An employee assistance counselor, whose religion frowns upon gay relationships sues employer for failure to accommodate religious beliefs because it would not excuse her from counseling about gay relationships. The employer decided that the Accommodation was not reasonable because it would create an uneven workload. The jury awarded over $2 million. The Fifth Circuit reversed finding the Accommodation would cause an undue hardship.
A jury awarded $170,000 to a nursing administrator who was barred from applying to a position at a nursing home because she was not a member of the Church of Christ. The Sixth Circuit reversed finding that the employee did not meet State certification requirements for the position. She lacked management experience required by the State.
While the 10th Circuit found that the Church’s actions could be viewed as “offensive” and incorrect, the church autonomy doctrine “prohibits civil court review of internal church disputes involving matters of faith, doctrine, church governance and policy” made for ecclesiastical and not secular reasons.

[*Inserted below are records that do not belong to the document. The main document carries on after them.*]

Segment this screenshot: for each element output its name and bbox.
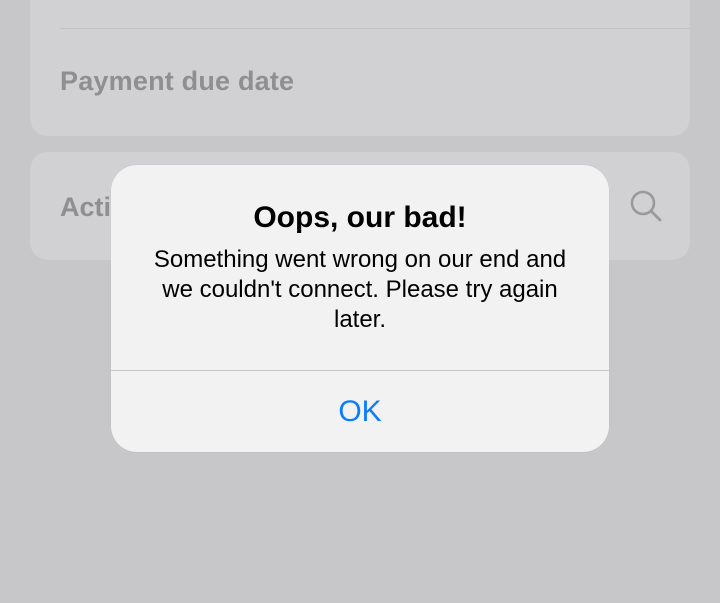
search-row-label[interactable]: Acti — [60, 192, 111, 223]
payment-settings-card: Payment due date — [30, 0, 690, 136]
alert-title: Oops, our bad! — [253, 201, 467, 234]
screen: Payment due date Acti Oops, our bad! Som… — [0, 0, 720, 603]
row-divider — [60, 28, 690, 29]
ok-button[interactable]: OK — [111, 371, 609, 452]
alert-body: Oops, our bad! Something went wrong on o… — [111, 165, 609, 370]
payment-due-date-row[interactable]: Payment due date — [60, 66, 294, 97]
alert-dialog: Oops, our bad! Something went wrong on o… — [111, 165, 609, 452]
search-icon[interactable] — [628, 188, 664, 224]
alert-message: Something went wrong on our end and we c… — [153, 246, 567, 333]
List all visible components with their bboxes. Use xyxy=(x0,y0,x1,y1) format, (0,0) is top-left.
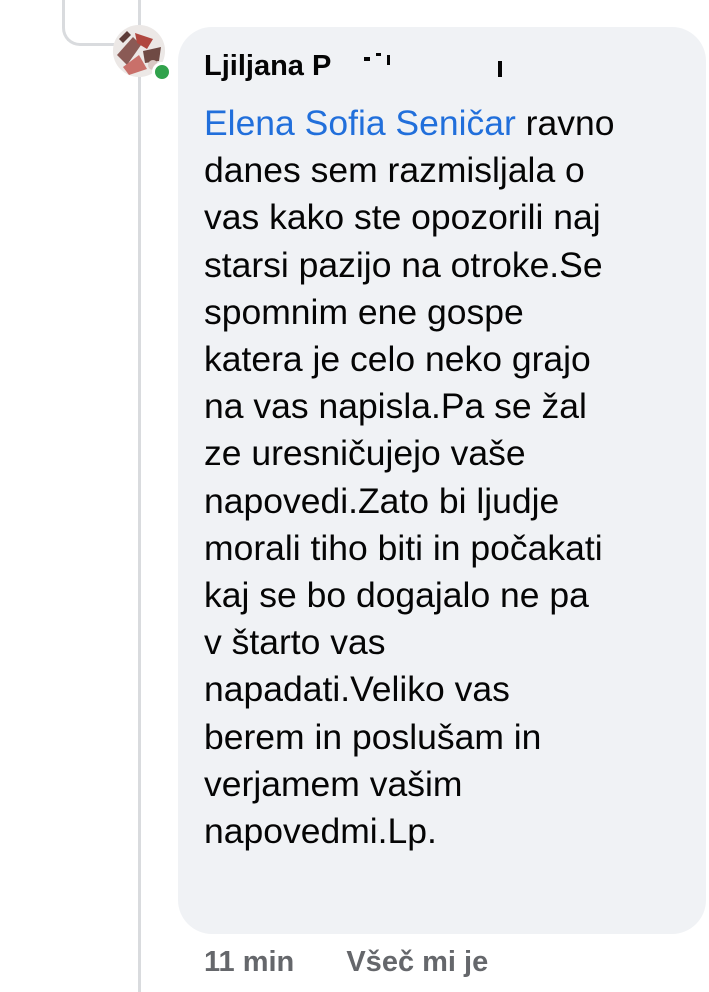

Hewlett-Packard fired an employee after he refused to stop posting scriptures that condemned homosexuality in response to the Company’s diversity initiative. The Ninth Circuit found that Title VII does not protect such postings, especially since “good business practices are appropriately promoted by Hewlett-Packard’s workplace diversity program.”
An office worker sought an injunction because her employer failed to accommodate her religious practice of ending some conversations with: “Have a blessed day.” The Seventh Circuit found that use of the phrase is not a requirement of her religion and held that the employer did not have to satisfy an employee’s every desire.
Whirlpool is not required to permit time for Muslim factory workers to break for sunset prayers because it would cause an undue hardship. Whirlpool argued that it “could not afford to have so many employees off the production line at the same time.”